Ogni volta che combinava qualcosa, quello era il posto del castigo, circondata da un profumo che adesso detestava.

A Giulia non piacevano le mele.

Quell’odore le penetrava nell’anima e ci rimaneva per giorni dopo che ne era uscita. Le cassette con la paglia e le mele ben sistemate, venivano accatastate in quel luogo. Chiuse al buio. Lei odiava quella stanza.

I peggiori incubi della sua vita si materializzavano in quel silenzio ovattato, quasi le mele avessero la proprietà di insonorizzare l’ambiente e la sua esistenza.

Aveva sei anni. Aveva rovesciato il latte sul lavello. Voleva fare tutto da sola come una piccola donna di casa. La madre, come al solito, aveva urlato isterica: «Guarda cosa hai fatto. Sei una scema!». Scema! Questa era una delle parole più dolci che le venivano rivolte. Le altre erano bestemmie e spesso arrivavano con le botte ma di quelle che fanno male, quelle che poi non vai a scuola perché la maestra capisce: hai gli occhi tanto gonfi dal pianto che non si svuotano, i segni sul corpo e rimani muta perché voli in un altro mondo, in uno di quei posti dove ci sono le fate, dove un principe azzurro ti porta lontano e non ci sono orchi cattivi, soprattutto non c’è quello con i capelli biondi, gli occhiali e una voce stridula che ti ferma il respiro.

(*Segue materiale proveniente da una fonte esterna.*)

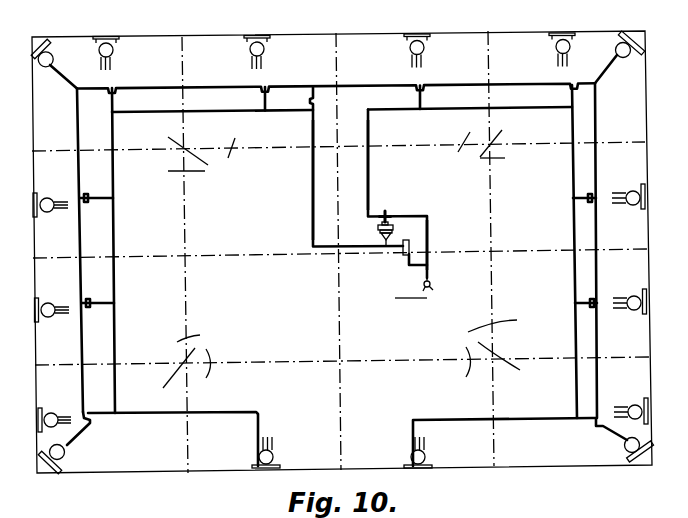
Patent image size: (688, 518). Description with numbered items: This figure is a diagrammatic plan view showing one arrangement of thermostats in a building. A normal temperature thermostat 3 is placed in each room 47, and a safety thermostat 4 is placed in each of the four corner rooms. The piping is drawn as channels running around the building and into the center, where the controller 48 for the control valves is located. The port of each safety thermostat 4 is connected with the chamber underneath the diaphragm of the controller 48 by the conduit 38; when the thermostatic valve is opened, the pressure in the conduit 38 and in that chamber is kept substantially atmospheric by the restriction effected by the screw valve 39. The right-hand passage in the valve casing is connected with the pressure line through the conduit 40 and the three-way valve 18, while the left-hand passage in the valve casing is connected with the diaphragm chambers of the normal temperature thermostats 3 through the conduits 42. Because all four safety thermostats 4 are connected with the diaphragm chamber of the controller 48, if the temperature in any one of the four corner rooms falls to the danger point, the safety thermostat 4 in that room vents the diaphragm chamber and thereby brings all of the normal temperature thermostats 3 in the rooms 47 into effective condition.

The normal temperature thermostat 3 is at (113, 51).
The safety thermostat 4 is at (47, 55).
The three-way valve 18 is at (433, 277).
The conduit 38 is at (313, 195).
The screw valve 39 is at (403, 253).
The conduit 40 is at (428, 222).
The conduits 42 is at (368, 181).
The room 47 is at (341, 259).
The controller 48 is at (390, 212).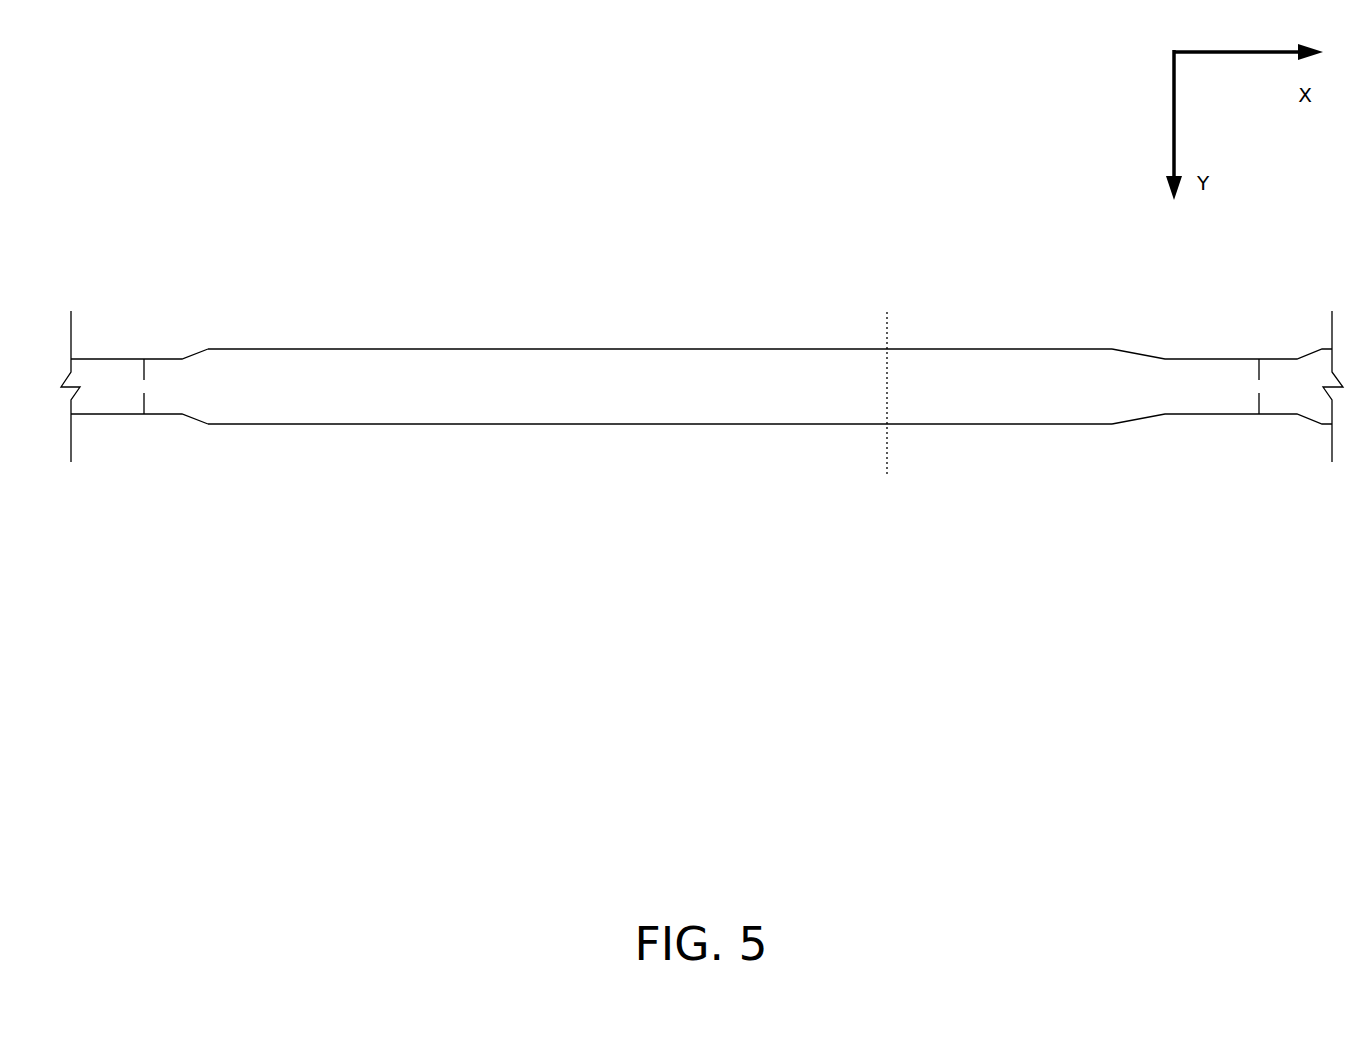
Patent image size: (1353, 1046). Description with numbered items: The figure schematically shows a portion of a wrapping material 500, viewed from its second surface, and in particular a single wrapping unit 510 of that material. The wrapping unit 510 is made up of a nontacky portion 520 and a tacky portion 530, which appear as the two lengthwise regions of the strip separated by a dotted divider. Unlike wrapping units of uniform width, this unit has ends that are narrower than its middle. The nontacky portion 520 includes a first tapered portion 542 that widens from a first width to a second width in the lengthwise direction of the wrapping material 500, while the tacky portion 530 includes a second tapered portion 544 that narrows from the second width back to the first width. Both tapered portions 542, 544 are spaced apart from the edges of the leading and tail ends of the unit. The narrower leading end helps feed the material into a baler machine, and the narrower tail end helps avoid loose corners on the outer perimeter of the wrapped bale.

The wrapping material 500 is at (720, 784).
The wrapping unit 510 is at (680, 322).
The nontacky portion 520 is at (999, 396).
The tacky portion 530 is at (609, 387).
The first tapered portion 542 is at (1138, 345).
The second tapered portion 544 is at (189, 347).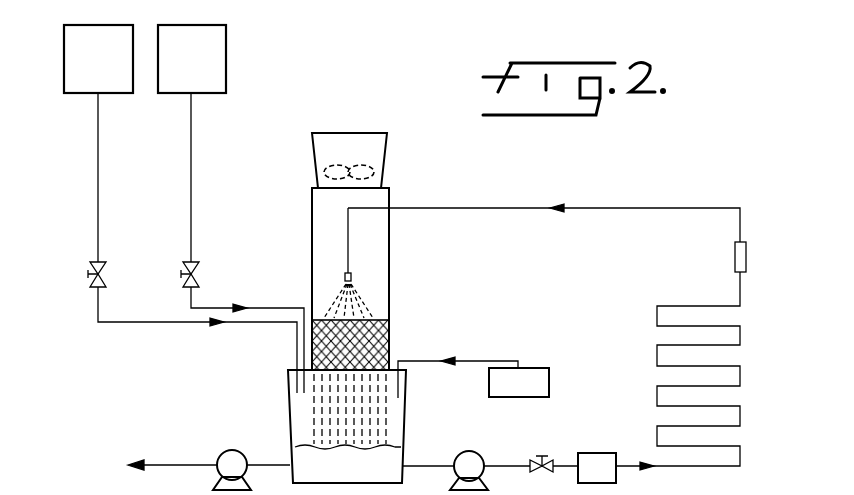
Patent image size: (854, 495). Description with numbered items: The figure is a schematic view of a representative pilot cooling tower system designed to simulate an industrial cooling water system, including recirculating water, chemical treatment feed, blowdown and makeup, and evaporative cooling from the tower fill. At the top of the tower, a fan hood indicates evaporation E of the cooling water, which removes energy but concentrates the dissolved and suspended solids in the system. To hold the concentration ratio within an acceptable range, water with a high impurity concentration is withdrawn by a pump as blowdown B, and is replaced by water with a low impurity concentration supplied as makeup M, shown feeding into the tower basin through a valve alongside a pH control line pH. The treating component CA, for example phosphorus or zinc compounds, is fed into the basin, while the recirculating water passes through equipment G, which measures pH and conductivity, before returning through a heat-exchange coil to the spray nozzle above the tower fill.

The makeup M is at (98, 59).
The element pH is at (192, 59).
The evaporation E is at (380, 156).
The treating component CA is at (519, 382).
The pH and conductivity measuring equipment G is at (597, 468).
The blowdown B is at (271, 463).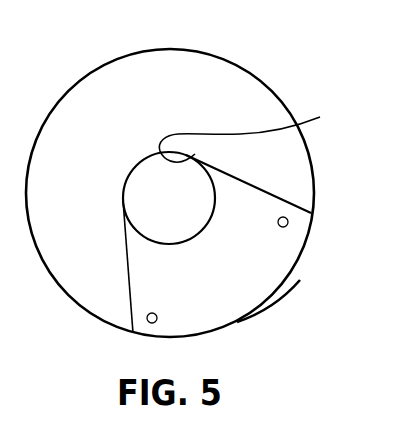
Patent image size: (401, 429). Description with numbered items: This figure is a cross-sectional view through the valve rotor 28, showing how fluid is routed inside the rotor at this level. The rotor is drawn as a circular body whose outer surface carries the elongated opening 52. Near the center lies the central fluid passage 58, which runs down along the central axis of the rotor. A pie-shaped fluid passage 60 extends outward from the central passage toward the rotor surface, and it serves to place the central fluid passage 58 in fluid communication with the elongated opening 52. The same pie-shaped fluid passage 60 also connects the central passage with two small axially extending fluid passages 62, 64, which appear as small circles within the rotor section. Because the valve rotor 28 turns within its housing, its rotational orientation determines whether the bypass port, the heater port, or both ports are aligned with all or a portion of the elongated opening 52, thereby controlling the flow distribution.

The valve rotor 28 is at (257, 69).
The elongated opening 52 is at (237, 322).
The central fluid passage 58 is at (258, 124).
The pie-shaped fluid passage 60 is at (262, 201).
The small axially extending fluid passage 62 is at (143, 313).
The small axially extending fluid passage 64 is at (277, 227).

Si sentì strattonare, provò un forte dolore al volto e al fianco. Quella porta si aprì. Si sentì avvolta da un silenzio vuoto… con quell’odore. L’unico pensiero era rivolto al suo papà. Quando ritornava, Giulia, non era mai chiusa in quella stanza ma doveva starsene zitta e non dire niente. Aveva quindici anni quando lui lasciò lei e la mamma. Lo vedeva una volta alla settimana e ogni volta quel giorno era speciale: aveva il sapore della pizza e del gelato.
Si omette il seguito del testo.